Senator wants local funds, not state, for superintendent pay
A former teacher is proposing legislation that would require superintendents to be paid with property taxes and other local funds, not state appropriated money designated for student instruction.
Senate Bill 60 is authored by state Sen. Ron Sharp, R-Shawnee, a former educator who said it "eliminates the politics that state dollars are being diverted away from per-pupil funding."
"It kicks the issue to the local board of education where it belongs," Sharp said. "The local board can make the best decision in the hiring and paying for the salary of the superintendent."

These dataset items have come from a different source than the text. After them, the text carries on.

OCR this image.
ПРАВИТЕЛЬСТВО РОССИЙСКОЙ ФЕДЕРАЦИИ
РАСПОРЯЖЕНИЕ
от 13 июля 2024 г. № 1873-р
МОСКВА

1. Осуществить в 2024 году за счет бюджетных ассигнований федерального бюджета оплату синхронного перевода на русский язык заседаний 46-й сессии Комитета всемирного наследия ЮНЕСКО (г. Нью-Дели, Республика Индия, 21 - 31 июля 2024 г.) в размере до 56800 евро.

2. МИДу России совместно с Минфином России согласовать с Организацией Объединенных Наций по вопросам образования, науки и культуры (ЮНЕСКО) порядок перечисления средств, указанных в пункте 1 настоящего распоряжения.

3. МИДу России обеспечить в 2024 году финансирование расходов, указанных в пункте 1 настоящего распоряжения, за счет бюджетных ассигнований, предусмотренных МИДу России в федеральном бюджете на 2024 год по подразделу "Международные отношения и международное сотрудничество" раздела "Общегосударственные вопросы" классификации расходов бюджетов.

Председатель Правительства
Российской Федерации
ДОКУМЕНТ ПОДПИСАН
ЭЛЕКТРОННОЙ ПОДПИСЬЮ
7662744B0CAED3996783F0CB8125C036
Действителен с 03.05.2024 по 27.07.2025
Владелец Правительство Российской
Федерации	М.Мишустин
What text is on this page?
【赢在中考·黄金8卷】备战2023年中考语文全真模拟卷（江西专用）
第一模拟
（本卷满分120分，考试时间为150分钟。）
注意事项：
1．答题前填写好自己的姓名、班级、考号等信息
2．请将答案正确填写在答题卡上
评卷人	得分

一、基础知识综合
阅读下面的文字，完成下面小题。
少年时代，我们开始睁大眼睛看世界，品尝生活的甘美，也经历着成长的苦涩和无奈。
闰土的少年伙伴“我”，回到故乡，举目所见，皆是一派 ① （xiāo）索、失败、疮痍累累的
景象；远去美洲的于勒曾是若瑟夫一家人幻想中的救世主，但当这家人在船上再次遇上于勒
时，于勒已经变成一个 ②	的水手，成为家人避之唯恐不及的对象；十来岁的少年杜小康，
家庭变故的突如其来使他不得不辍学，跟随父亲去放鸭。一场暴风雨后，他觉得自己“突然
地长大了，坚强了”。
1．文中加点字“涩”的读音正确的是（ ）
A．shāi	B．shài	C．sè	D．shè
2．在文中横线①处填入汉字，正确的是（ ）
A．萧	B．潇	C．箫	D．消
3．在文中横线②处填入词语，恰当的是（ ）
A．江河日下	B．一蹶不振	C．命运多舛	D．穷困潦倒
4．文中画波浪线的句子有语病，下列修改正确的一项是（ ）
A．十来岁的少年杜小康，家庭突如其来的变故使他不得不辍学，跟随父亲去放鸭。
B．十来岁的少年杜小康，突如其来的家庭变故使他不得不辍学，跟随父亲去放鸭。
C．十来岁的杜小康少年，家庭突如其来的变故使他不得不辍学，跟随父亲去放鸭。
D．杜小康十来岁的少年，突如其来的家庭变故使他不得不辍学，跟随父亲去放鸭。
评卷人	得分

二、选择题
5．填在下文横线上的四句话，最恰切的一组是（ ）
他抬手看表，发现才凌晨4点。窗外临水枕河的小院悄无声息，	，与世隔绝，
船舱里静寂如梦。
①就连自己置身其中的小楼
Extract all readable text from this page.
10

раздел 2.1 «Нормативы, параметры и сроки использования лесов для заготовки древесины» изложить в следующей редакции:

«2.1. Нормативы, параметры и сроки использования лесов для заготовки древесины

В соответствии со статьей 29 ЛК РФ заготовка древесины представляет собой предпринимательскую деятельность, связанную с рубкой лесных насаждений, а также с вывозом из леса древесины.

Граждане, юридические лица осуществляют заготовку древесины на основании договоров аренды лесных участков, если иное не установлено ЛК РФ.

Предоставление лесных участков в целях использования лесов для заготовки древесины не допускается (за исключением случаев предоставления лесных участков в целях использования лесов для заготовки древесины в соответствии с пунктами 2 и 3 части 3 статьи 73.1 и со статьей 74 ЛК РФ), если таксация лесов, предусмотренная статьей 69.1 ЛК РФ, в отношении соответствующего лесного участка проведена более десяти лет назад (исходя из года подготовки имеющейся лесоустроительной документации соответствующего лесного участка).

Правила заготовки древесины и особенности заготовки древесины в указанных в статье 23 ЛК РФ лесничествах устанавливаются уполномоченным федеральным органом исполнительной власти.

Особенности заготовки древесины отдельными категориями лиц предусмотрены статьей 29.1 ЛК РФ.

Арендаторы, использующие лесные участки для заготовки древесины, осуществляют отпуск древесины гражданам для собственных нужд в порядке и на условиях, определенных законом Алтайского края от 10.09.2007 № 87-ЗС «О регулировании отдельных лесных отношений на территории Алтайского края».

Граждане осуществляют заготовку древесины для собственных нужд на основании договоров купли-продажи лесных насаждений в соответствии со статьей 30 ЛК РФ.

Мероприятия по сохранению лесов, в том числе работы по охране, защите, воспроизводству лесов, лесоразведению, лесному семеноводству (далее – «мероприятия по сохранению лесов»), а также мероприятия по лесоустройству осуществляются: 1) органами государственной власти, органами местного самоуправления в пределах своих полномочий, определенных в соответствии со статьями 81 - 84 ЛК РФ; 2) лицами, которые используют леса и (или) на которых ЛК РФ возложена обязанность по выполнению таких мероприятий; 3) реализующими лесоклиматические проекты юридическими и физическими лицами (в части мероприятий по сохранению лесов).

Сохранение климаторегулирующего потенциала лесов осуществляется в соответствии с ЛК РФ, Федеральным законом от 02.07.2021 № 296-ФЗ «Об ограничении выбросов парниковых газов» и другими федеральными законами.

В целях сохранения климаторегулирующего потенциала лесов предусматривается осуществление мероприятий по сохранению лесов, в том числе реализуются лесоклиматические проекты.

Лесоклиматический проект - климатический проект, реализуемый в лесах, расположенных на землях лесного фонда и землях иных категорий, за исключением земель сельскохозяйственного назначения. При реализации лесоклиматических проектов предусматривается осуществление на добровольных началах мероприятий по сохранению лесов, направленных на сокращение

The bill would require the Oklahoma Education Department to create a new code in the Oklahoma Cost Accounting System that specifies that a superintendent's salary must be paid by school districts with "dedicated local dollars."
Sharp said there is a perception that Oklahoma has too many school districts and superintendents, despite a reduction of 30 districts since 2014.
Districts that don't receive local funds and have lost enrollment already have been forced to consolidate, which reduces the number of superintendents, he said.
Shawn Hime, executive director of the Oklahoma State School Boards Association, is among the bill's detractors.
"At the end of the day it really changes nothing for schools or school finance," Hime said. "It doesn't increase any money for schools and it doesn't really change any accounting practice or expenditures. It's only a coding change."
Tony Smith, assistant superintendent for Noble Public Schools, said he thinks the bill detracts from the real issue: underfunded schools.
"It's not putting more money in the funding formula at the end of the day," Smith said. "It's just reallocating it in a different (place)."